Faizi indirince yükselen döviz kurlarını “rekabetçi kur” diye tanımlıyorlar. TL’nin değersizleşmesi ile ihracat için rekabet gücü kazanılacağını, böylece dış ticaret açığı ve cari açığı azaltacaklarını düşünüyorlar. 

Teorik olarak kısmen doğru olan bu açıklama, talimatla faiz indirmenin doğru bir karar olduğunu göstermiyor. Çünkü Türkiye’nin ithalata bağımlı, teknolojisi sınırlı sanayi yapısını göz ardı ediyorlar.

Türkiye’nin ithalatı içinde en büyük payı hammadde ve ara malı ithalatı oluşturuyor. 2013-2021 yılları arasında hammadde ithalatının toplam ithalat içerisindeki ortalama oranı %73,01’dir. Bu çok yüksek bir oran. 

Daha da kötüsü, hammadde ve ara malları ithalatımızın yaklaşık %54’ü işlem görmüş hammaddelerden oluşmakta. 

Prof. Mustafa Özer’in ifadesiyle, “biz el âlemin işlediği sanayi hammaddesini ithal ediyoruz, çok düşük bir katma değerle nihai ürüne dönüştürüyoruz. Anlayacağınız ürettiğimiz sanayi ürününe aslında Türk malı demek gerçekte çok zor. Sanayinin aşırı ithalat bağımlılığı nedeniyle, daha fazla sanayi ürünü ihraç edebilmek için, daha fazla hammadde (ara malları) ithalat etmek zorunda kalıyoruz. Bu da artan dış ticaret açığı olarak karşımıza çıkıyor.”

Bu sebeple, “TL değer kaybettiği zaman ihracatımız artıp, ithalatımız azalmaz.”

Diyeceksiniz ki, Ekim ayında dış ticaret açığı 1 milyar dolar azaldı. Ama yeni yatırım yapmama pahasına. 

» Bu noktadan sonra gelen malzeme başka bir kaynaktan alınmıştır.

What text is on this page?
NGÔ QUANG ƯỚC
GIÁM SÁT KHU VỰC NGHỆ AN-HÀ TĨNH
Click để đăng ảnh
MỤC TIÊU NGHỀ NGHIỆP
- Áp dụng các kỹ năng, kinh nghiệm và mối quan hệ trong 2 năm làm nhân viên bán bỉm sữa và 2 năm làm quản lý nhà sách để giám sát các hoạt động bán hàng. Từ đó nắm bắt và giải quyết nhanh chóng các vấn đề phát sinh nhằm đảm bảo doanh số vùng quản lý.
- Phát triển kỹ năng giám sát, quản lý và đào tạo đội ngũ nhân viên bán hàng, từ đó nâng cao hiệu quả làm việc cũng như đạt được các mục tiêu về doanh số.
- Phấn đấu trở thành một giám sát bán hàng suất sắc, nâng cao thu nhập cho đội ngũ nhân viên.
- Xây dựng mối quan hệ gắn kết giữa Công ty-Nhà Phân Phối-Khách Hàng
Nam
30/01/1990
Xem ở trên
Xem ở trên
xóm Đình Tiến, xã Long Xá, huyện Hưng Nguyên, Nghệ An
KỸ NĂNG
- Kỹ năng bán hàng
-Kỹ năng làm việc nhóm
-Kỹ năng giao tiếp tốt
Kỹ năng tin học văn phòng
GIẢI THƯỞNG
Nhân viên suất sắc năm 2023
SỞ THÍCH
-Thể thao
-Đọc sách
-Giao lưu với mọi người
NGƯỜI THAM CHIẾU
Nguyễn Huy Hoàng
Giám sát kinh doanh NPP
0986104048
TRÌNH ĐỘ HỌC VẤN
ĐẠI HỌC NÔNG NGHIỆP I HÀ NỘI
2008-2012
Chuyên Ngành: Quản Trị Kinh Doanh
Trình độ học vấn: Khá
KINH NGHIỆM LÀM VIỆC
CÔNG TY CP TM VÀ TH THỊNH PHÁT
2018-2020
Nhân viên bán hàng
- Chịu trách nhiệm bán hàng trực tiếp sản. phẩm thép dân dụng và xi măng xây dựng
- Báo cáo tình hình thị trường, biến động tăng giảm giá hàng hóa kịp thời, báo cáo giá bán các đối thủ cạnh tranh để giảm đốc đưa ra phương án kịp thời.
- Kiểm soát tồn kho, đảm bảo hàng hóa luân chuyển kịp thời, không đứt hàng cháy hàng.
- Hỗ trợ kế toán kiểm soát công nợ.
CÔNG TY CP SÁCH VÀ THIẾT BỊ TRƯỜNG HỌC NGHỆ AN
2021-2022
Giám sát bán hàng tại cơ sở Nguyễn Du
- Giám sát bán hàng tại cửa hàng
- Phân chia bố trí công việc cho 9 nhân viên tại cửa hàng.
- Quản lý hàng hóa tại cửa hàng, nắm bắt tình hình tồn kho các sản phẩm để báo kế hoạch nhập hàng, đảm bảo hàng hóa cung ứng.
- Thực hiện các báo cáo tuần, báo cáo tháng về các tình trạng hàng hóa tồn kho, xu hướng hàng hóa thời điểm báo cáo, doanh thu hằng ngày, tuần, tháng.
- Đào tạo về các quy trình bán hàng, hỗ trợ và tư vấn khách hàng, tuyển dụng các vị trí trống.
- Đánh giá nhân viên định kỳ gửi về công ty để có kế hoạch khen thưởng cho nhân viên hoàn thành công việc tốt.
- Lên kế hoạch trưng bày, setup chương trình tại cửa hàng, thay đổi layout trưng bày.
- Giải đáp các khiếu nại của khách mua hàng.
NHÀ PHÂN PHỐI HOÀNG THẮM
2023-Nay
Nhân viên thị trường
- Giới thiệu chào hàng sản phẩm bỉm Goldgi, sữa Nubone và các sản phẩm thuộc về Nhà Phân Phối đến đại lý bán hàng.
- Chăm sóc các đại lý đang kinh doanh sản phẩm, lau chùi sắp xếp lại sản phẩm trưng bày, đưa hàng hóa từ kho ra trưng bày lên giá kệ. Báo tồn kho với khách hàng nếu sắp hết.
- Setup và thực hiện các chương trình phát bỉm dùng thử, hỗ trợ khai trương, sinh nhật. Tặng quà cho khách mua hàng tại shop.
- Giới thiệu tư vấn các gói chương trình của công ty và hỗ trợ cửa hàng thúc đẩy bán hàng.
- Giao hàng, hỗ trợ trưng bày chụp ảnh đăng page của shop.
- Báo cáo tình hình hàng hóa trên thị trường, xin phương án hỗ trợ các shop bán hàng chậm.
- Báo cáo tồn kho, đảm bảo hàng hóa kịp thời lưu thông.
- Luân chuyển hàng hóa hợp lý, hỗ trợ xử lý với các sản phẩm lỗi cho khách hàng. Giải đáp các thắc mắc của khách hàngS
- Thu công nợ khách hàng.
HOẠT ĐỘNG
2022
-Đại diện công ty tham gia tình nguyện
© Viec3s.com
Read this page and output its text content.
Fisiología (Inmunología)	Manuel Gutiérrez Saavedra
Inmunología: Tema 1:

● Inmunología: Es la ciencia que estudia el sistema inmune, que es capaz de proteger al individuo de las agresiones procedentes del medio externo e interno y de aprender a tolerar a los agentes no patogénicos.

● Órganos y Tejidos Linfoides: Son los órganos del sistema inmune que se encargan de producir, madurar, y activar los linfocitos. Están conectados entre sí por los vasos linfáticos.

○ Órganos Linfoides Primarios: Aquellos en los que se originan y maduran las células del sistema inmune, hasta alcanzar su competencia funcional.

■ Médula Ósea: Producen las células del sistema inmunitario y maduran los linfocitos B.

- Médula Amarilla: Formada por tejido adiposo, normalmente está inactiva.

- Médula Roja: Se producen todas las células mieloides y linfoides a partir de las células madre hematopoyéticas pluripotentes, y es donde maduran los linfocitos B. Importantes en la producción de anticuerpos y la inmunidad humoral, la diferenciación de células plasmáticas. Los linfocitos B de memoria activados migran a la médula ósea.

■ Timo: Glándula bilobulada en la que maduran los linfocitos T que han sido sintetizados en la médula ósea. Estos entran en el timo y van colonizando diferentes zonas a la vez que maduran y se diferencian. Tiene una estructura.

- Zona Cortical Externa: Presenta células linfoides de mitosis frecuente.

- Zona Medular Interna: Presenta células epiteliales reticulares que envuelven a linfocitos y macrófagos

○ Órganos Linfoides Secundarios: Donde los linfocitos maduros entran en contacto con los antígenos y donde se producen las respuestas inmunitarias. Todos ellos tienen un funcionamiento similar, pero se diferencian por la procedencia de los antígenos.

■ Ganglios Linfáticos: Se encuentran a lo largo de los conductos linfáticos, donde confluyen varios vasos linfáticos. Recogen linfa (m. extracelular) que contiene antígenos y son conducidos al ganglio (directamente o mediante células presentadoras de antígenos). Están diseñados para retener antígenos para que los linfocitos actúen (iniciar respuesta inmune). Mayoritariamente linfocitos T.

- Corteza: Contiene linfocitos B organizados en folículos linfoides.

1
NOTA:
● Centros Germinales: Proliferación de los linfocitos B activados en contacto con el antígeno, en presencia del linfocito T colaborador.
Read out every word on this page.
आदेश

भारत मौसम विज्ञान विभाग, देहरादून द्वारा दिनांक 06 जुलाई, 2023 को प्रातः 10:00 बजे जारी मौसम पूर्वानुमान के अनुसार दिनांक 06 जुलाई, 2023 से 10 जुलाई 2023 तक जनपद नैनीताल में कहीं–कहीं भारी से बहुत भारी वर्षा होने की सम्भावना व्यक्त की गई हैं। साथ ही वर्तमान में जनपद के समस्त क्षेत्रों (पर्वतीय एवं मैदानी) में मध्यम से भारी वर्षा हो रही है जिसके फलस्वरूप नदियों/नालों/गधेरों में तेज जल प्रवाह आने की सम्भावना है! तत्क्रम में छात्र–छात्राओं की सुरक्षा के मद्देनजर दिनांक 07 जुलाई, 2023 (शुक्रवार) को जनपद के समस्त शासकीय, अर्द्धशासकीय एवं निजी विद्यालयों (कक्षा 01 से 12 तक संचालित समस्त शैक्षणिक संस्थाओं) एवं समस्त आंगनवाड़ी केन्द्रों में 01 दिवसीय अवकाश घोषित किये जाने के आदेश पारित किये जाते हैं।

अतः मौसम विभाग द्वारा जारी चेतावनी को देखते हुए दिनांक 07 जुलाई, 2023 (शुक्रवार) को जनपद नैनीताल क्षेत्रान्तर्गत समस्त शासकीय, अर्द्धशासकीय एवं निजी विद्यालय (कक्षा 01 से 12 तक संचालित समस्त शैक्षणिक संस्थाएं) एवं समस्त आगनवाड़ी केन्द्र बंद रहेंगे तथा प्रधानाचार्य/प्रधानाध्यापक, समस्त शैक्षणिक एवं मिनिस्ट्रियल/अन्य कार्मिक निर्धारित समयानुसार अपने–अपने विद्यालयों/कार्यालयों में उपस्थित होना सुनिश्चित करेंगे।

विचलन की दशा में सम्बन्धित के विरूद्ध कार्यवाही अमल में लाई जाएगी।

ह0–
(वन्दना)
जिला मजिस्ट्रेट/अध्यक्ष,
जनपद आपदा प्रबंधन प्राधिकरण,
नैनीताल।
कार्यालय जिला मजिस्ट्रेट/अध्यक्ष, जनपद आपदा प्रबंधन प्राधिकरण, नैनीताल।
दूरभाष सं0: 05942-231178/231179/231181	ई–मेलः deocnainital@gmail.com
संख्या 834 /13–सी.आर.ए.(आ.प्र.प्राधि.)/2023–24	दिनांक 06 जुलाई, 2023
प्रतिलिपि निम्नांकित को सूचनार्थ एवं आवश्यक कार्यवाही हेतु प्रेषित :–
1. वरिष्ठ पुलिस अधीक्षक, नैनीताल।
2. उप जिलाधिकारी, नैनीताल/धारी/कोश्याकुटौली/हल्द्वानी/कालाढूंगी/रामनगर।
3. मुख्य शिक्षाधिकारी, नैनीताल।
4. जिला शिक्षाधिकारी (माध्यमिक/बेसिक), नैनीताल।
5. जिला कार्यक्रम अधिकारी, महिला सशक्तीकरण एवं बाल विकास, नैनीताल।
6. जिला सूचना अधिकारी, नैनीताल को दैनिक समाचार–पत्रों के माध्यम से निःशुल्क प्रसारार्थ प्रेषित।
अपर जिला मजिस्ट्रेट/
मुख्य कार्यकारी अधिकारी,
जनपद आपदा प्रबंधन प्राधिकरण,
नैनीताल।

Dış ticaret açığının azalmasına yatırım malı ve tüketim malı ithalatındaki azalma neden oldu. “2020'de toplam ithalatın yüzde 18,2'si yatırım malı ithalatı iken bu sene bu oran yüzde 12'ye geriledi.” Yani yeni yatırım yapılmıyor, sadece mevcut yatırımların yedek parça ve onarım malzemeleri ithal ediliyor. 

Çünkü yatırımcılar önünü göremiyor, bırakın yatırım sürecinin sonunu yani birkaç sene sonrasını, yarını bile göremiyorlar. Ekonomi yönetimine güvenmiyorlar. Yeni yatırım yapmadan mevcudu ayakta tutmaya çalışıyorlar. 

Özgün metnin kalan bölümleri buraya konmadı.